Justice Timothy Ray made the announcement in Kingston Superior Court Friday, at the end of a two hour session in which lawyers for both sides gave their final submissions.
City resident and realtor Gary Davidson has claimed that under the Ontario Municipal Act, Mayor Taso Christopher should have left the council chambers and not voted last fall on a major project involving infrastructure upgrades around Maitland Drive in Thurlow ward, because he was a director of a company that owned some land that the project would require.
Davidson’s lawyer, Tony Fleming of Kingston, said the mayor knew the financial interest and knew he ought not to deal with it.
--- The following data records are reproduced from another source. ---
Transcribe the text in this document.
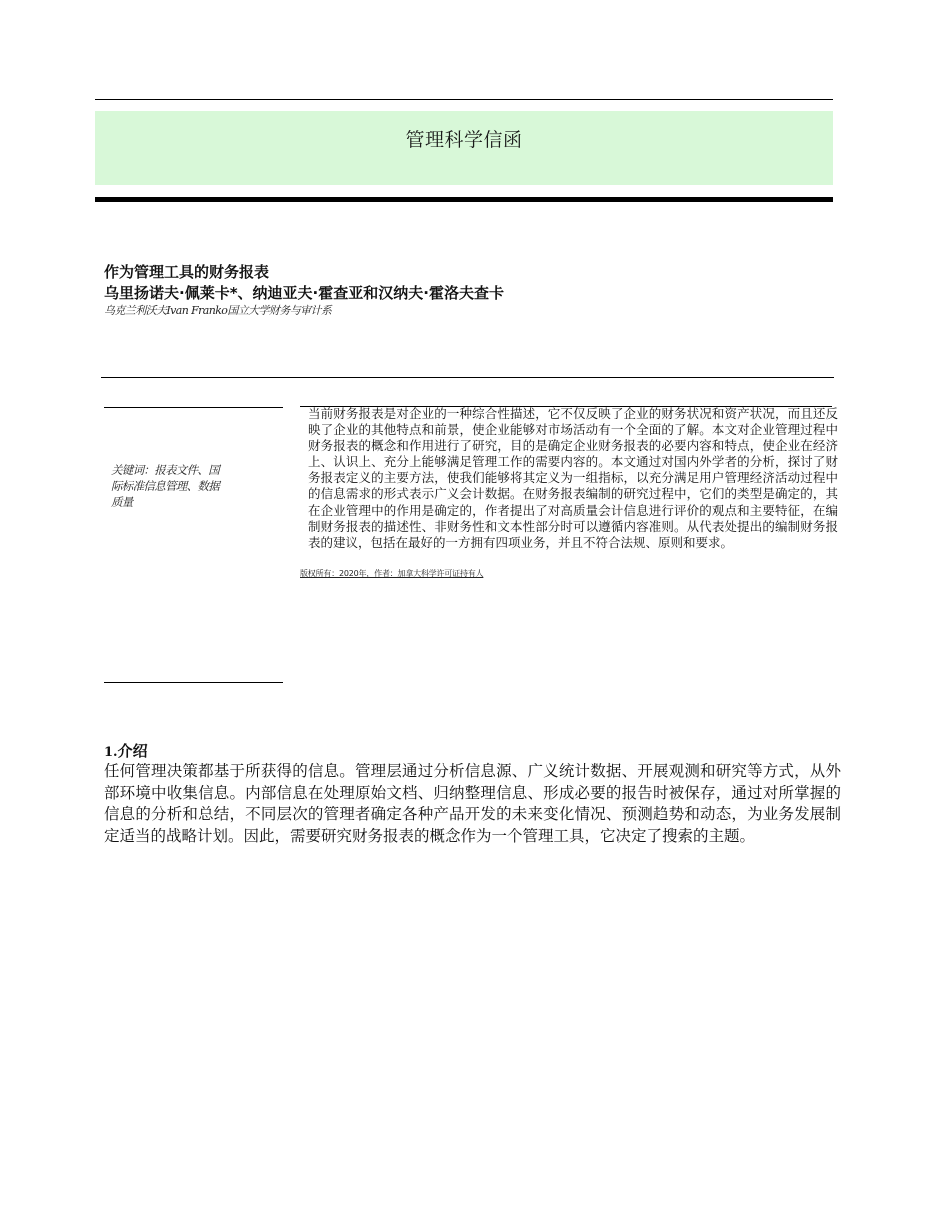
管理科学信函
作为管理工具的财务报表
乌里扬诺夫·佩莱卡*、纳迪亚夫·霍查亚和汉纳夫·霍洛夫查卡
乌克兰利沃夫Ivan Franko国立大学财务与审计系
关键词：报表文件、国际标准信息管理、数据质量
当前财务报表是对企业的一种综合性描述，它不仅反映了企业的财务状况和资产状况，而且还反映了企业的其他特点和前景，使企业能够对市场活动有一个全面的了解。本文对企业管理过程中财务报表的概念和作用进行了研究，目的是确定企业财务报表的必要内容和特点，使企业在经济上、认识上、充分上能够满足管理工作的需要内容的。本文通过对国内外学者的分析，探讨了财务报表定义的主要方法，使我们能够将其定义为一组指标，以充分满足用户管理经济活动过程中的信息需求的形式表示广义会计数据。在财务报表编制的研究过程中，它们的类型是确定的，其在企业管理中的作用是确定的，作者提出了对高质量会计信息进行评价的观点和主要特征，在编制财务报表的描述性、非财务性和文本性部分时可以遵循内容准则。从代表处提出的编制财务报表的建议，包括在最好的一方拥有四项业务，并且不符合法规、原则和要求。
版权所有：2020年，作者：加拿大科学许可证持有人
1.介绍
任何管理决策都基于所获得的信息。管理层通过分析信息源、广义统计数据、开展观测和研究等方式，从外部环境中收集信息。内部信息在处理原始文档、归纳整理信息、形成必要的报告时被保存，通过对所掌握的信息的分析和总结，不同层次的管理者确定各种产品开发的未来变化情况、预测趋势和动态，为业务发展制定适当的战略计划。因此，需要研究财务报表的概念作为一个管理工具，它决定了搜索的主题。
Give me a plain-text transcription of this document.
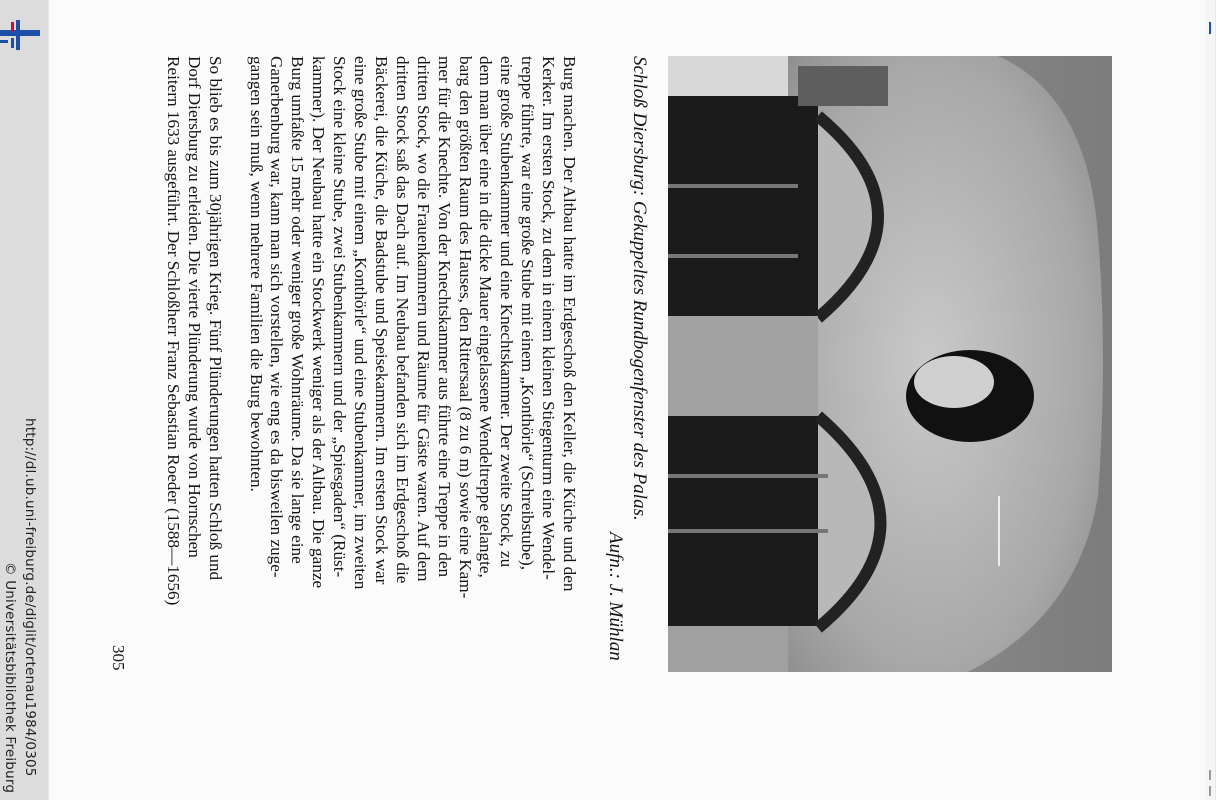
http://dl.ub.uni-freiburg.de/diglit/ortenau1984/0305
© Universitätsbibliothek Freiburg
Schloß Diersburg: Gekuppeltes Rundbogenfenster des Palas.
Aufn.: J. Mühlan
Burg machen. Der Altbau hatte im Erdgeschoß den Keller, die Küche und den
Kerker. Im ersten Stock, zu dem in einem kleinen Stiegenturm eine Wendel-
treppe führte, war eine große Stube mit einem „Konthörle“ (Schreibstube),
eine große Stubenkammer und eine Knechtskammer. Der zweite Stock, zu
dem man über eine in die dicke Mauer eingelassene Wendeltreppe gelangte,
barg den größten Raum des Hauses, den Rittersaal (8 zu 6 m) sowie eine Kam-
mer für die Knechte. Von der Knechtskammer aus führte eine Treppe in den
dritten Stock, wo die Frauenkammern und Räume für Gäste waren. Auf dem
dritten Stock saß das Dach auf. Im Neubau befanden sich im Erdgeschoß die
Bäckerei, die Küche, die Badstube und Speisekammern. Im ersten Stock war
eine große Stube mit einem „Konthörle“ und eine Stubenkammer, im zweiten
Stock eine kleine Stube, zwei Stubenkammern und der „Spiesgaden“ (Rüst-
kammer). Der Neubau hatte ein Stockwerk weniger als der Altbau. Die ganze
Burg umfaßte 15 mehr oder weniger große Wohnräume. Da sie lange eine
Ganerbenburg war, kann man sich vorstellen, wie eng es da bisweilen zuge-
gangen sein muß, wenn mehrere Familien die Burg bewohnten.
So blieb es bis zum 30jährigen Krieg. Fünf Plünderungen hatten Schloß und
Dorf Diersburg zu erleiden. Die vierte Plünderung wurde von Hornschen
Reitern 1633 ausgeführt. Der Schloßherr Franz Sebastian Roeder (1588—1656)
305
Fleming said Mayor Christopher’s actions are significant because he declared a conflict on other occasions but not this one. He said Mayor Christopher knew the financial interest and knew he ought not to deal with it.
Fleming pointed out that a numbered company purchased the land in July but the mayor said he was not aware of it until about eight months later in March, despite the fact he was a director with the company, and his brother was an owner.
The judge questioned whether or not there would have been a directors’ meeting in all that time when the mayor could have learned of it.
Fleming said the mayor had not done “due diligence.”
Mayor Christopher did attend the court session.
His lawyer, John Mascarin of Toronto, argued that Mayor Christopher saw this project as important for all the city, that all the city would benefit, and he wanted to see the project, rehabilitation of Maitland Drive and the roundabout, go ahead.
He said the vote October 26, 2016, during the city’s capital budget meeting, involved the design of the project.
But Justice Ray pointed out that the mayor admitted under oath that to go ahead with the project included acquisition of property, “That’s far more than design.”
It was then that Ray shouted loudly that Mascarin should stick to the evidence, “If not, I’m not going to listen. I’m not being persuaded and quite frankly you’re losing ground.”
Mascarin argued Mayor Christopher had declared a conflict twice in closed session, it was not likely he would be influenced by a $5000 sliver of land, and it was an honest error in judgement.”
Referring to the mayor, Mascarin said, “It was an honest bone fide error in judgement. He (the mayor) failed to recognize he had a conflict of interest on the issue, he acted in good faith. Nothing says he acted regarding a fraud.”
Mascarin repeated that it was an honest error in judgement.